Reviewing US Banks' Web and Email Security - sedward5 - Cyber Mixology
January 13, 2016 - Information Security
I have had an account with the same bank for a really long time. Perhaps the time has come to switch to a new bank. After all in 2016 my bank still doesn’t offer two factor authentication, EMV cards, and several other modern features that I see from other banks. I’d like a bank that takes information security seriously, it seems like my current one does not. While I’m sure I could find clean compliance based audits for each of these banks, I would prefer to take a different, more open approach. For this exercise let’s just look at email and web site security.
My research methodology (inspired by Mark Stanislav’s MASSACRE talk) is broken down into four steps. Each step will be awarded a letter grade. At the end an average for each bank will be determined.
Here’s what I did:
- Scan the site’s login page with https://securityheaders.io
- Scan the site’s login page with https://ssllabs.com
- Review the site’s DMARC record policy (if set)
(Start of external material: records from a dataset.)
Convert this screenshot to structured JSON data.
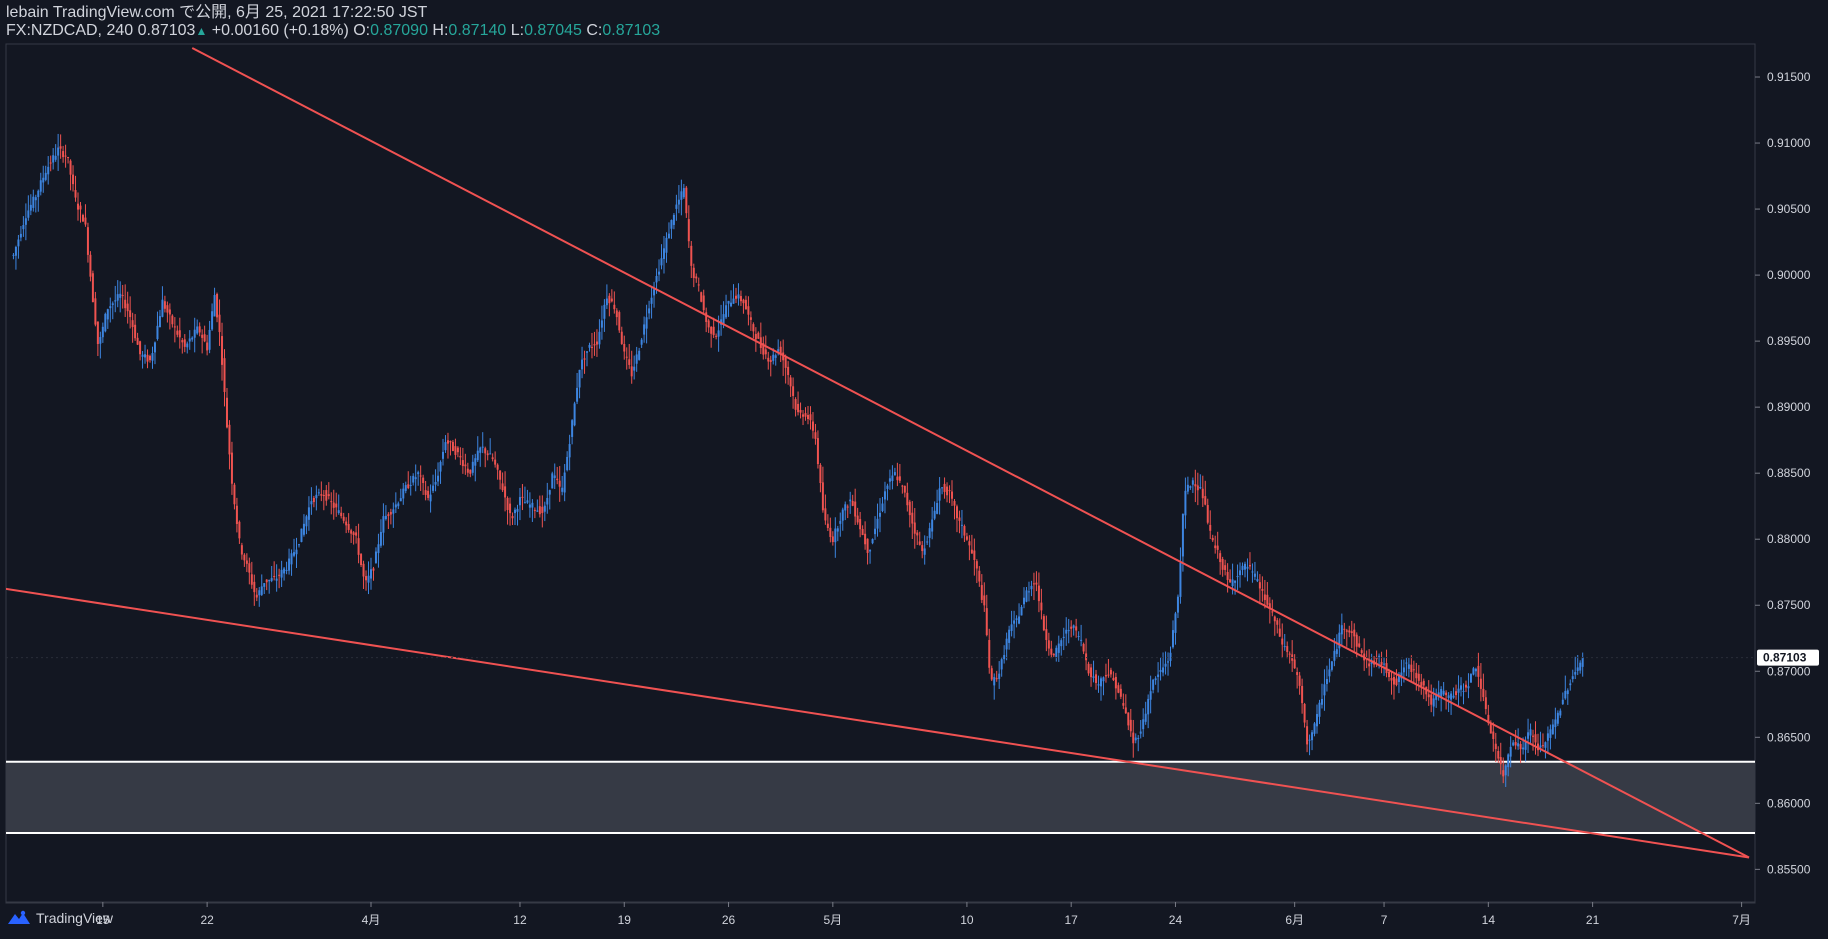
{
  "header": {
    "publisher": "lebain TradingView.com で公開, 6月 25, 2021 17:22:50 JST",
    "symbol": "FX:NZDCAD, 240",
    "last": "0.87103",
    "change": "+0.00160 (+0.18%)",
    "o_label": "O:",
    "o_val": "0.87090",
    "h_label": "H:",
    "h_val": "0.87140",
    "l_label": "L:",
    "l_val": "0.87045",
    "c_label": "C:",
    "c_val": "0.87103"
  },
  "footer": {
    "brand": "TradingView",
    "logo_icon": "tradingview-logo-icon"
  },
  "colors": {
    "background": "#131722",
    "up": "#3d85e0",
    "down": "#ef5350",
    "trendline": "#f05252",
    "zone_fill": "#363a45",
    "zone_border": "#ffffff",
    "axis_text": "#d1d4dc",
    "last_price_bg": "#ffffff"
  },
  "chart_data": {
    "type": "candlestick",
    "symbol": "FX:NZDCAD",
    "interval": "240",
    "ylim": [
      0.8548,
      0.9175
    ],
    "y_ticks": [
      0.855,
      0.86,
      0.865,
      0.87,
      0.875,
      0.88,
      0.885,
      0.89,
      0.895,
      0.9,
      0.905,
      0.91,
      0.915
    ],
    "y_tick_labels": [
      "0.85500",
      "0.86000",
      "0.86500",
      "0.87000",
      "0.87500",
      "0.88000",
      "0.88500",
      "0.89000",
      "0.89500",
      "0.90000",
      "0.90500",
      "0.91000",
      "0.91500"
    ],
    "x_range_days": [
      0,
      107
    ],
    "x_ticks": [
      {
        "label": "15",
        "day": 6
      },
      {
        "label": "22",
        "day": 13
      },
      {
        "label": "4月",
        "day": 24
      },
      {
        "label": "12",
        "day": 34
      },
      {
        "label": "19",
        "day": 41
      },
      {
        "label": "26",
        "day": 48
      },
      {
        "label": "5月",
        "day": 55
      },
      {
        "label": "10",
        "day": 64
      },
      {
        "label": "17",
        "day": 71
      },
      {
        "label": "24",
        "day": 78
      },
      {
        "label": "6月",
        "day": 86
      },
      {
        "label": "7",
        "day": 92
      },
      {
        "label": "14",
        "day": 99
      },
      {
        "label": "21",
        "day": 106
      },
      {
        "label": "7月",
        "day": 116
      }
    ],
    "last_price": 0.87103,
    "last_price_label": "0.87103",
    "price_path": [
      {
        "day": 0.0,
        "price": 0.9015
      },
      {
        "day": 0.8,
        "price": 0.9045
      },
      {
        "day": 1.5,
        "price": 0.906
      },
      {
        "day": 2.2,
        "price": 0.908
      },
      {
        "day": 3.0,
        "price": 0.9095
      },
      {
        "day": 3.6,
        "price": 0.909
      },
      {
        "day": 4.2,
        "price": 0.9055
      },
      {
        "day": 4.8,
        "price": 0.904
      },
      {
        "day": 5.3,
        "price": 0.8985
      },
      {
        "day": 5.7,
        "price": 0.8945
      },
      {
        "day": 6.3,
        "price": 0.8975
      },
      {
        "day": 7.2,
        "price": 0.8985
      },
      {
        "day": 7.8,
        "price": 0.897
      },
      {
        "day": 8.5,
        "price": 0.894
      },
      {
        "day": 9.2,
        "price": 0.8935
      },
      {
        "day": 10.0,
        "price": 0.898
      },
      {
        "day": 10.8,
        "price": 0.896
      },
      {
        "day": 11.5,
        "price": 0.8945
      },
      {
        "day": 12.4,
        "price": 0.896
      },
      {
        "day": 13.0,
        "price": 0.8945
      },
      {
        "day": 13.5,
        "price": 0.8985
      },
      {
        "day": 13.9,
        "price": 0.895
      },
      {
        "day": 14.3,
        "price": 0.889
      },
      {
        "day": 14.7,
        "price": 0.884
      },
      {
        "day": 15.2,
        "price": 0.8795
      },
      {
        "day": 15.8,
        "price": 0.8775
      },
      {
        "day": 16.3,
        "price": 0.8755
      },
      {
        "day": 16.8,
        "price": 0.8768
      },
      {
        "day": 17.6,
        "price": 0.877
      },
      {
        "day": 18.4,
        "price": 0.878
      },
      {
        "day": 19.2,
        "price": 0.88
      },
      {
        "day": 20.0,
        "price": 0.883
      },
      {
        "day": 20.8,
        "price": 0.8835
      },
      {
        "day": 21.5,
        "price": 0.8825
      },
      {
        "day": 22.2,
        "price": 0.8815
      },
      {
        "day": 23.0,
        "price": 0.88
      },
      {
        "day": 23.6,
        "price": 0.8765
      },
      {
        "day": 24.2,
        "price": 0.878
      },
      {
        "day": 24.8,
        "price": 0.8815
      },
      {
        "day": 25.6,
        "price": 0.8825
      },
      {
        "day": 26.4,
        "price": 0.884
      },
      {
        "day": 27.2,
        "price": 0.885
      },
      {
        "day": 27.8,
        "price": 0.883
      },
      {
        "day": 28.4,
        "price": 0.8845
      },
      {
        "day": 29.0,
        "price": 0.8875
      },
      {
        "day": 29.8,
        "price": 0.8865
      },
      {
        "day": 30.6,
        "price": 0.885
      },
      {
        "day": 31.4,
        "price": 0.887
      },
      {
        "day": 32.2,
        "price": 0.886
      },
      {
        "day": 32.8,
        "price": 0.884
      },
      {
        "day": 33.4,
        "price": 0.8815
      },
      {
        "day": 34.0,
        "price": 0.883
      },
      {
        "day": 34.8,
        "price": 0.8825
      },
      {
        "day": 35.6,
        "price": 0.882
      },
      {
        "day": 36.2,
        "price": 0.885
      },
      {
        "day": 36.8,
        "price": 0.8835
      },
      {
        "day": 37.4,
        "price": 0.888
      },
      {
        "day": 38.0,
        "price": 0.893
      },
      {
        "day": 38.6,
        "price": 0.8945
      },
      {
        "day": 39.2,
        "price": 0.895
      },
      {
        "day": 39.8,
        "price": 0.8985
      },
      {
        "day": 40.4,
        "price": 0.8975
      },
      {
        "day": 41.0,
        "price": 0.894
      },
      {
        "day": 41.5,
        "price": 0.8925
      },
      {
        "day": 42.0,
        "price": 0.8945
      },
      {
        "day": 42.6,
        "price": 0.8975
      },
      {
        "day": 43.2,
        "price": 0.9
      },
      {
        "day": 43.8,
        "price": 0.9025
      },
      {
        "day": 44.4,
        "price": 0.905
      },
      {
        "day": 45.0,
        "price": 0.9065
      },
      {
        "day": 45.5,
        "price": 0.9005
      },
      {
        "day": 46.0,
        "price": 0.899
      },
      {
        "day": 46.6,
        "price": 0.896
      },
      {
        "day": 47.2,
        "price": 0.8955
      },
      {
        "day": 47.8,
        "price": 0.8975
      },
      {
        "day": 48.4,
        "price": 0.8985
      },
      {
        "day": 49.0,
        "price": 0.898
      },
      {
        "day": 49.6,
        "price": 0.896
      },
      {
        "day": 50.2,
        "price": 0.8945
      },
      {
        "day": 50.8,
        "price": 0.8935
      },
      {
        "day": 51.4,
        "price": 0.8945
      },
      {
        "day": 52.0,
        "price": 0.8925
      },
      {
        "day": 52.6,
        "price": 0.8895
      },
      {
        "day": 53.2,
        "price": 0.8895
      },
      {
        "day": 53.8,
        "price": 0.888
      },
      {
        "day": 54.4,
        "price": 0.8815
      },
      {
        "day": 55.0,
        "price": 0.88
      },
      {
        "day": 55.6,
        "price": 0.882
      },
      {
        "day": 56.2,
        "price": 0.883
      },
      {
        "day": 56.8,
        "price": 0.881
      },
      {
        "day": 57.4,
        "price": 0.879
      },
      {
        "day": 58.0,
        "price": 0.8815
      },
      {
        "day": 58.6,
        "price": 0.884
      },
      {
        "day": 59.2,
        "price": 0.885
      },
      {
        "day": 59.8,
        "price": 0.8835
      },
      {
        "day": 60.4,
        "price": 0.881
      },
      {
        "day": 61.0,
        "price": 0.879
      },
      {
        "day": 61.6,
        "price": 0.881
      },
      {
        "day": 62.2,
        "price": 0.884
      },
      {
        "day": 62.8,
        "price": 0.8835
      },
      {
        "day": 63.4,
        "price": 0.8815
      },
      {
        "day": 64.0,
        "price": 0.88
      },
      {
        "day": 64.6,
        "price": 0.878
      },
      {
        "day": 65.2,
        "price": 0.8745
      },
      {
        "day": 65.6,
        "price": 0.869
      },
      {
        "day": 66.2,
        "price": 0.87
      },
      {
        "day": 66.8,
        "price": 0.873
      },
      {
        "day": 67.4,
        "price": 0.874
      },
      {
        "day": 68.0,
        "price": 0.876
      },
      {
        "day": 68.6,
        "price": 0.877
      },
      {
        "day": 69.2,
        "price": 0.873
      },
      {
        "day": 69.8,
        "price": 0.871
      },
      {
        "day": 70.4,
        "price": 0.8725
      },
      {
        "day": 71.0,
        "price": 0.8735
      },
      {
        "day": 71.6,
        "price": 0.8725
      },
      {
        "day": 72.2,
        "price": 0.87
      },
      {
        "day": 72.8,
        "price": 0.869
      },
      {
        "day": 73.4,
        "price": 0.87
      },
      {
        "day": 74.0,
        "price": 0.869
      },
      {
        "day": 74.6,
        "price": 0.867
      },
      {
        "day": 75.2,
        "price": 0.8645
      },
      {
        "day": 75.8,
        "price": 0.866
      },
      {
        "day": 76.4,
        "price": 0.869
      },
      {
        "day": 77.0,
        "price": 0.87
      },
      {
        "day": 77.6,
        "price": 0.871
      },
      {
        "day": 78.2,
        "price": 0.876
      },
      {
        "day": 78.6,
        "price": 0.8835
      },
      {
        "day": 79.2,
        "price": 0.8845
      },
      {
        "day": 79.8,
        "price": 0.8835
      },
      {
        "day": 80.4,
        "price": 0.88
      },
      {
        "day": 81.0,
        "price": 0.8785
      },
      {
        "day": 81.6,
        "price": 0.8765
      },
      {
        "day": 82.2,
        "price": 0.8775
      },
      {
        "day": 82.8,
        "price": 0.878
      },
      {
        "day": 83.4,
        "price": 0.877
      },
      {
        "day": 84.0,
        "price": 0.8755
      },
      {
        "day": 84.6,
        "price": 0.874
      },
      {
        "day": 85.2,
        "price": 0.872
      },
      {
        "day": 85.8,
        "price": 0.871
      },
      {
        "day": 86.4,
        "price": 0.8685
      },
      {
        "day": 86.8,
        "price": 0.8645
      },
      {
        "day": 87.4,
        "price": 0.866
      },
      {
        "day": 88.0,
        "price": 0.869
      },
      {
        "day": 88.6,
        "price": 0.871
      },
      {
        "day": 89.2,
        "price": 0.8735
      },
      {
        "day": 89.8,
        "price": 0.873
      },
      {
        "day": 90.4,
        "price": 0.8715
      },
      {
        "day": 91.0,
        "price": 0.8705
      },
      {
        "day": 91.6,
        "price": 0.871
      },
      {
        "day": 92.2,
        "price": 0.87
      },
      {
        "day": 92.8,
        "price": 0.869
      },
      {
        "day": 93.4,
        "price": 0.8705
      },
      {
        "day": 94.0,
        "price": 0.87
      },
      {
        "day": 94.6,
        "price": 0.869
      },
      {
        "day": 95.2,
        "price": 0.8675
      },
      {
        "day": 95.8,
        "price": 0.8685
      },
      {
        "day": 96.4,
        "price": 0.868
      },
      {
        "day": 97.0,
        "price": 0.8685
      },
      {
        "day": 97.6,
        "price": 0.869
      },
      {
        "day": 98.2,
        "price": 0.8705
      },
      {
        "day": 98.8,
        "price": 0.867
      },
      {
        "day": 99.4,
        "price": 0.8645
      },
      {
        "day": 100.0,
        "price": 0.862
      },
      {
        "day": 100.6,
        "price": 0.865
      },
      {
        "day": 101.2,
        "price": 0.864
      },
      {
        "day": 101.8,
        "price": 0.8655
      },
      {
        "day": 102.4,
        "price": 0.864
      },
      {
        "day": 103.0,
        "price": 0.865
      },
      {
        "day": 103.6,
        "price": 0.8665
      },
      {
        "day": 104.2,
        "price": 0.8685
      },
      {
        "day": 104.8,
        "price": 0.87
      },
      {
        "day": 105.4,
        "price": 0.871
      }
    ],
    "trendlines": [
      {
        "name": "upper",
        "points": [
          {
            "day": 12.0,
            "price": 0.9172
          },
          {
            "day": 116.5,
            "price": 0.8559
          }
        ]
      },
      {
        "name": "lower",
        "points": [
          {
            "day": -2.0,
            "price": 0.8765
          },
          {
            "day": 116.5,
            "price": 0.8559
          }
        ]
      }
    ],
    "zone": {
      "top": 0.86315,
      "bottom": 0.85775
    }
  }
}
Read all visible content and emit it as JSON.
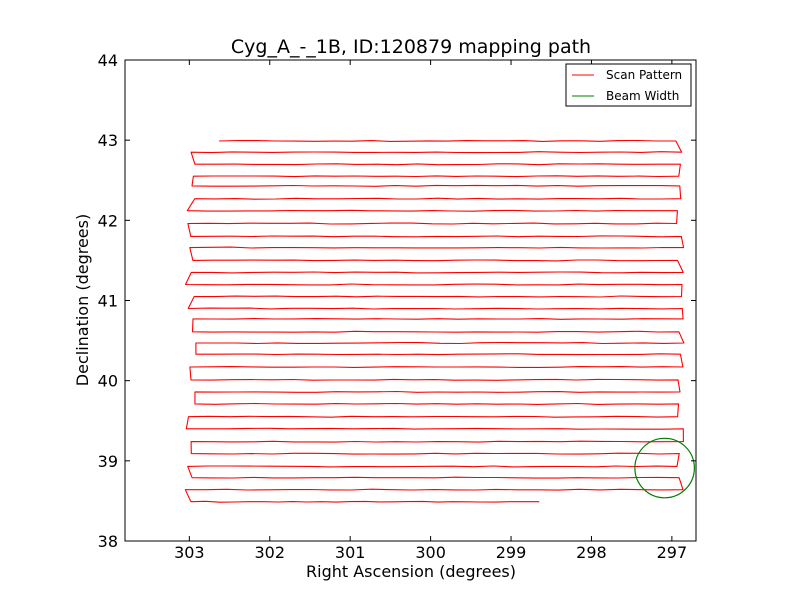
{
  "chart_data": {
    "type": "line",
    "title": "Cyg_A_-_1B, ID:120879 mapping path",
    "xlabel": "Right Ascension (degrees)",
    "ylabel": "Declination (degrees)",
    "xlim": [
      303.8,
      296.7
    ],
    "ylim": [
      38,
      44
    ],
    "x_reversed": true,
    "xticks": [
      303,
      302,
      301,
      300,
      299,
      298,
      297
    ],
    "yticks": [
      38,
      39,
      40,
      41,
      42,
      43,
      44
    ],
    "grid": false,
    "legend_position": "top-right",
    "colors": {
      "scan": "#ff0000",
      "beam": "#007f00"
    },
    "series": [
      {
        "name": "Scan Pattern",
        "color": "#ff0000",
        "x_left": 302.98,
        "x_right": 296.9,
        "x_start": 298.65,
        "y_start": 38.48,
        "x_end": 302.63,
        "y_end": 42.99,
        "row_dec": [
          38.49,
          38.64,
          38.79,
          38.93,
          39.09,
          39.24,
          39.4,
          39.55,
          39.71,
          39.86,
          40.01,
          40.17,
          40.33,
          40.47,
          40.61,
          40.77,
          40.9,
          41.05,
          41.2,
          41.35,
          41.5,
          41.66,
          41.8,
          41.96,
          42.12,
          42.27,
          42.43,
          42.55,
          42.7,
          42.85,
          42.99
        ]
      },
      {
        "name": "Beam Width",
        "color": "#007f00",
        "type": "circle",
        "center": [
          297.09,
          38.91
        ],
        "radius_deg": 0.37
      }
    ]
  }
}
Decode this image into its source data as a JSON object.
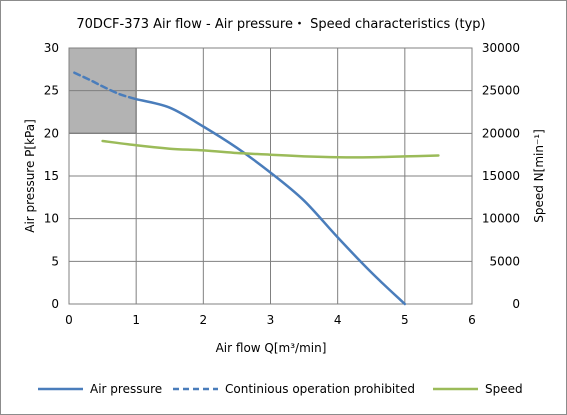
{
  "chart_data": {
    "type": "line",
    "title": "70DCF-373  Air flow - Air pressure・ Speed characteristics (typ)",
    "xlabel": "Air flow  Q[m³/min]",
    "ylabel": "Air pressure  P[kPa]",
    "y2label": "Speed  N[min⁻¹]",
    "xlim": [
      0,
      6
    ],
    "ylim": [
      0,
      30
    ],
    "y2lim": [
      0,
      30000
    ],
    "x_ticks": [
      "0",
      "1",
      "2",
      "3",
      "4",
      "5",
      "6"
    ],
    "y_ticks": [
      "0",
      "5",
      "10",
      "15",
      "20",
      "25",
      "30"
    ],
    "y2_ticks": [
      "0",
      "5000",
      "10000",
      "15000",
      "20000",
      "25000",
      "30000"
    ],
    "grid": true,
    "legend_position": "bottom",
    "prohibited_region": {
      "x": [
        0,
        1
      ],
      "y": [
        20,
        30
      ],
      "color": "#b3b3b3"
    },
    "series": [
      {
        "name": "Air pressure",
        "axis": "left",
        "color": "#4a7dbb",
        "dash": false,
        "x": [
          1.0,
          1.5,
          2.0,
          2.5,
          3.0,
          3.5,
          4.0,
          4.5,
          5.0
        ],
        "y": [
          24.0,
          23.0,
          20.8,
          18.3,
          15.4,
          12.1,
          7.8,
          3.7,
          0.0
        ]
      },
      {
        "name": "Continious operation prohibited",
        "axis": "left",
        "color": "#4a7dbb",
        "dash": true,
        "x": [
          0.08,
          0.3,
          0.5,
          0.75,
          1.0
        ],
        "y": [
          27.1,
          26.3,
          25.5,
          24.6,
          24.0
        ]
      },
      {
        "name": "Speed",
        "axis": "right",
        "color": "#9bbb59",
        "dash": false,
        "x": [
          0.5,
          1.0,
          1.5,
          2.0,
          2.5,
          3.0,
          3.5,
          4.0,
          4.5,
          5.0,
          5.5
        ],
        "y": [
          19100,
          18600,
          18200,
          18000,
          17700,
          17500,
          17300,
          17200,
          17200,
          17300,
          17400
        ]
      }
    ]
  }
}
- Determine if the site offers two factor authentication with https://twofactorauth.org
Security Headers and SSL Labs both assign a letter grade. Security Headers however will give points for the use of any header regardless of how it is used, so I have reduced the score in two places for ineffective implementations of Content-Security-Policy.
Sites can apparently request exemption from SSL Labs scanning; Citibank has done this so I will reduce their SSL Labs score to an F.
Before I started I assumed that DMARC would be pretty much pass/fail but Bank of American interestingly had it set to quarantine for all subdomains but not for their root bankofamerica.com domain where they actually send email from, I’ll give them a D.
It is shocking to me that so few banks support two factor authentication in any form for consumers.
In the end the results show that nobody is perfect but Chase Bank and USAA stand above the rest. Although this is not a wholistic review of the security programs at these banks, these outward facing security policies give us a window into how these banks value customer security.